Despite the effort and expense, there are several compelling reasons to buy a second home:

  • Diversify Your Investments: Owning a second home offers diversification beyond traditional stocks, bonds, and 401(k) plans. Real estate tends to appreciate over time and can serve as a valuable asset to pass on to heirs.
  • Potential to Move There Full-Time: A second home can eventually become your primary residence, saving you the hassle of finding a new location when you’re ready to retire.
  • Generate Passive Income: If your property is in an area with relaxed short-term rental laws, you can earn money by listing it on platforms like Airbnb or VRBO.
  • Host Family Reunions and Gatherings: A second home can be a perfect meeting point for friends and family to gather and unwind, providing a retreat from daily life stresses.

Owning a second home provides a vacation spot you can return to year after year, creating lasting memories. It can also be a valuable financial asset with the potential to increase your wealth over time if the home appreciates significantly.

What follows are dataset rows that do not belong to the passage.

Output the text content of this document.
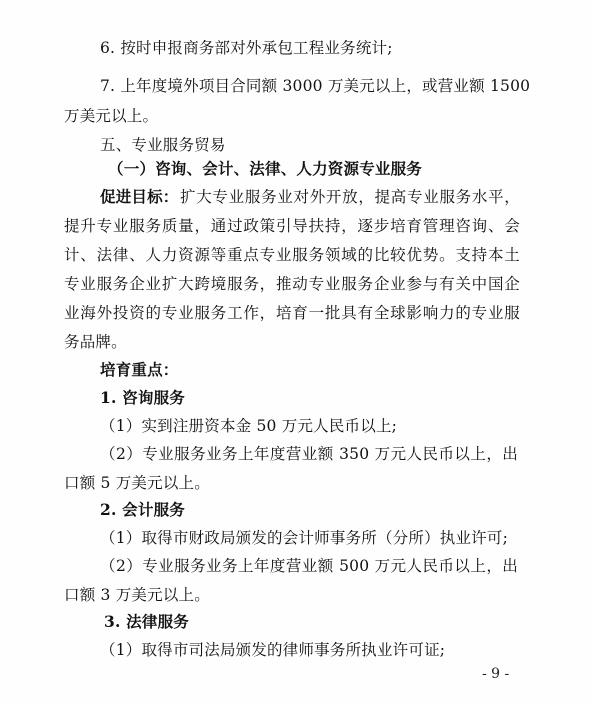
6. 按时申报商务部对外承包工程业务统计;
7. 上年度境外项目合同额 3000 万美元以上，或营业额 1500
万美元以上。
五、专业服务贸易
（一）咨询、会计、法律、人力资源专业服务
促进目标： 扩大专业服务业对外开放，提高专业服务水平，
提升专业服务质量，通过政策引导扶持，逐步培育管理咨询、会
计、法律、人力资源等重点专业服务领域的比较优势。支持本土
专业服务企业扩大跨境服务，推动专业服务企业参与有关中国企
业海外投资的专业服务工作，培育一批具有全球影响力的专业服
务品牌。
培育重点：
1. 咨询服务
（1）实到注册资本金 50 万元人民币以上;
（2）专业服务业务上年度营业额 350 万元人民币以上，出
口额 5 万美元以上。
2. 会计服务
（1）取得市财政局颁发的会计师事务所（分所）执业许可;
（2）专业服务业务上年度营业额 500 万元人民币以上，出
口额 3 万美元以上。
3. 法律服务
（1）取得市司法局颁发的律师事务所执业许可证;
- 9 -
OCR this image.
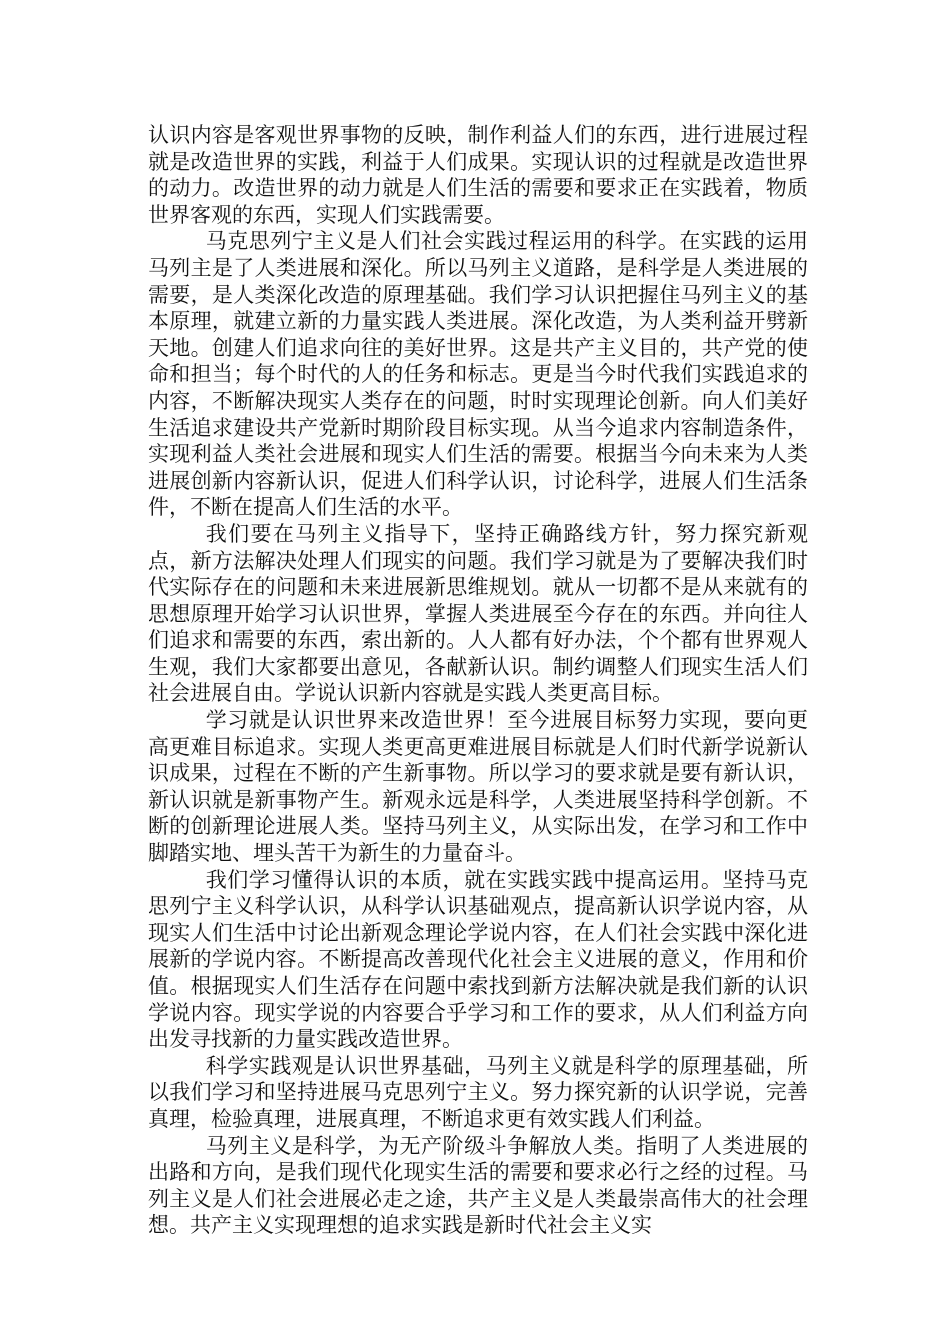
认识内容是客观世界事物的反映，制作利益人们的东西，进行进展过程就是改造世界的实践，利益于人们成果。实现认识的过程就是改造世界的动力。改造世界的动力就是人们生活的需要和要求正在实践着，物质世界客观的东西，实现人们实践需要。

马克思列宁主义是人们社会实践过程运用的科学。在实践的运用马列主是了人类进展和深化。所以马列主义道路，是科学是人类进展的需要，是人类深化改造的原理基础。我们学习认识把握住马列主义的基本原理，就建立新的力量实践人类进展。深化改造，为人类利益开劈新天地。创建人们追求向往的美好世界。这是共产主义目的，共产党的使命和担当；每个时代的人的任务和标志。更是当今时代我们实践追求的内容，不断解决现实人类存在的问题，时时实现理论创新。向人们美好生活追求建设共产党新时期阶段目标实现。从当今追求内容制造条件，实现利益人类社会进展和现实人们生活的需要。根据当今向未来为人类进展创新内容新认识，促进人们科学认识，讨论科学，进展人们生活条件，不断在提高人们生活的水平。

我们要在马列主义指导下，坚持正确路线方针，努力探究新观点，新方法解决处理人们现实的问题。我们学习就是为了要解决我们时代实际存在的问题和未来进展新思维规划。就从一切都不是从来就有的思想原理开始学习认识世界，掌握人类进展至今存在的东西。并向往人们追求和需要的东西，索出新的。人人都有好办法，个个都有世界观人生观，我们大家都要出意见，各献新认识。制约调整人们现实生活人们社会进展自由。学说认识新内容就是实践人类更高目标。

学习就是认识世界来改造世界！至今进展目标努力实现，要向更高更难目标追求。实现人类更高更难进展目标就是人们时代新学说新认识成果，过程在不断的产生新事物。所以学习的要求就是要有新认识，新认识就是新事物产生。新观永远是科学，人类进展坚持科学创新。不断的创新理论进展人类。坚持马列主义，从实际出发，在学习和工作中脚踏实地、埋头苦干为新生的力量奋斗。

我们学习懂得认识的本质，就在实践实践中提高运用。坚持马克思列宁主义科学认识，从科学认识基础观点，提高新认识学说内容，从现实人们生活中讨论出新观念理论学说内容，在人们社会实践中深化进展新的学说内容。不断提高改善现代化社会主义进展的意义，作用和价值。根据现实人们生活存在问题中索找到新方法解决就是我们新的认识学说内容。现实学说的内容要合乎学习和工作的要求，从人们利益方向出发寻找新的力量实践改造世界。

科学实践观是认识世界基础，马列主义就是科学的原理基础，所以我们学习和坚持进展马克思列宁主义。努力探究新的认识学说，完善真理，检验真理，进展真理，不断追求更有效实践人们利益。

马列主义是科学，为无产阶级斗争解放人类。指明了人类进展的出路和方向，是我们现代化现实生活的需要和要求必行之经的过程。马列主义是人们社会进展必走之途，共产主义是人类最崇高伟大的社会理想。共产主义实现理想的追求实践是新时代社会主义实
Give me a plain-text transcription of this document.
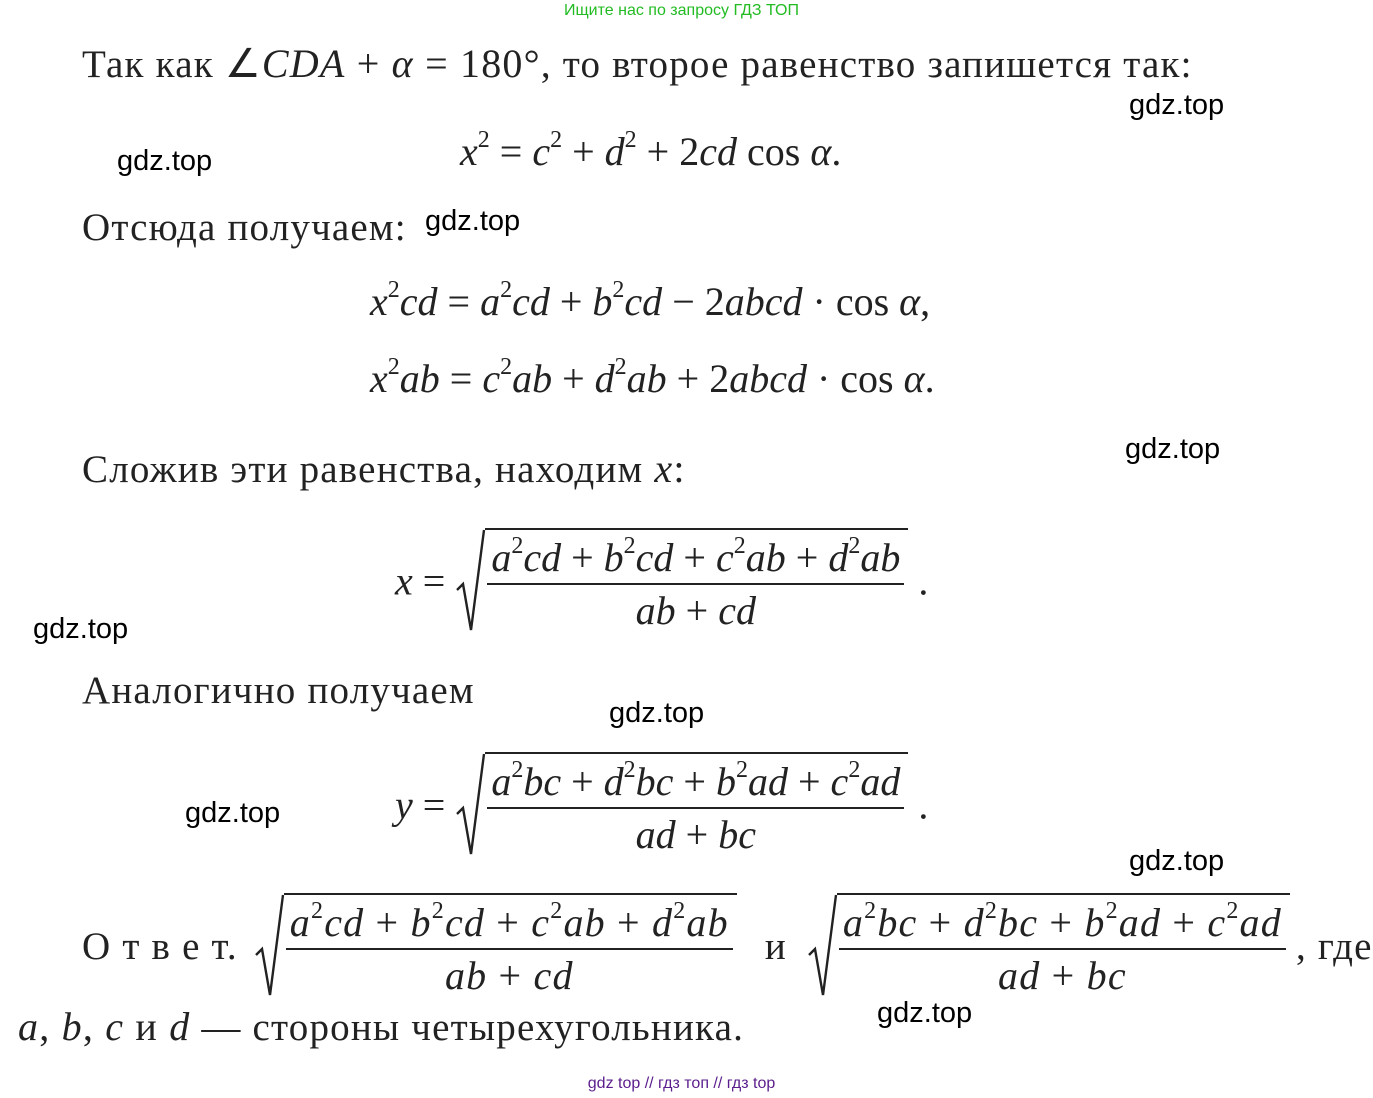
Ищите нас по запросу ГДЗ ТОП
Так как ∠CDA + α = 180°, то второе равенство запишется так:
$x^2 = c^2 + d^2 + 2cd$ cos α.
Отсюда получаем:
$x^2cd = a^2cd + b^2cd$ − 2abcd · cos α,
$x^2ab = c^2ab + d^2ab$ + 2abcd · cos α.
Сложив эти равенства, находим x:
$x = \frac{a^2cd + b^2cd + c^2ab + d^2ab}{ab + cd}$ .
Аналогично получаем
$y = \frac{a^2bc + d^2bc + b^2ad + c^2ad}{ad + bc}$ .
О т в е т. $\frac{a^2cd + b^2cd + c^2ab + d^2ab}{ab + cd}$ и $\frac{a^2bc + d^2bc + b^2ad + c^2ad}{ad + bc}$ , где
a, b, c и d — стороны четырехугольника.
gdz.top
gdz.top
gdz.top
gdz.top
gdz.top
gdz.top
gdz.top
gdz.top
gdz.top
gdz top // гдз топ // гдз top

“I’ve seen firsthand the value a second home can bring, especially in today’s market climate. Post-pandemic, with the market cooling down a bit, it’s a prime time to consider investing in a second property,” says seasoned real estate investor and licensed Colorado agent Brett Johnson of Denver-based New Era Homebuyers.

However, buying a second home comes with associated expenses, such as ongoing maintenance, upkeep, and property taxes. These expenses can strain your budget or limit your financial ability to travel elsewhere. “From my experience, it’s wise to ensure you can comfortably cover not only the mortgage but also ongoing maintenance and upkeep expenses,” Johnson advises.

If you’re considering buying a second home to rent out, think about the time and effort required to be a landlord and whether that’s a role you want to take on. Additionally, ensure that your desired area isn’t subject to local laws limiting short-term rental properties, like Airbnb-style rentals.

But don’t rule it out. “Exploring short-term rental options could be a savvy move for anyone eyeing a vacation home purchase,” says Johnson. “They can help offset the costs of owning a vacation home by generating rental income when you’re not using the property yourself.” He recommends using a management company to handle your rental, especially if you live far away. Although some companies may charge up to 40 percent of your rental revenue, if it covers the cost of upkeep, it can be worth it—and ensure the home stays in good shape when you want it, too.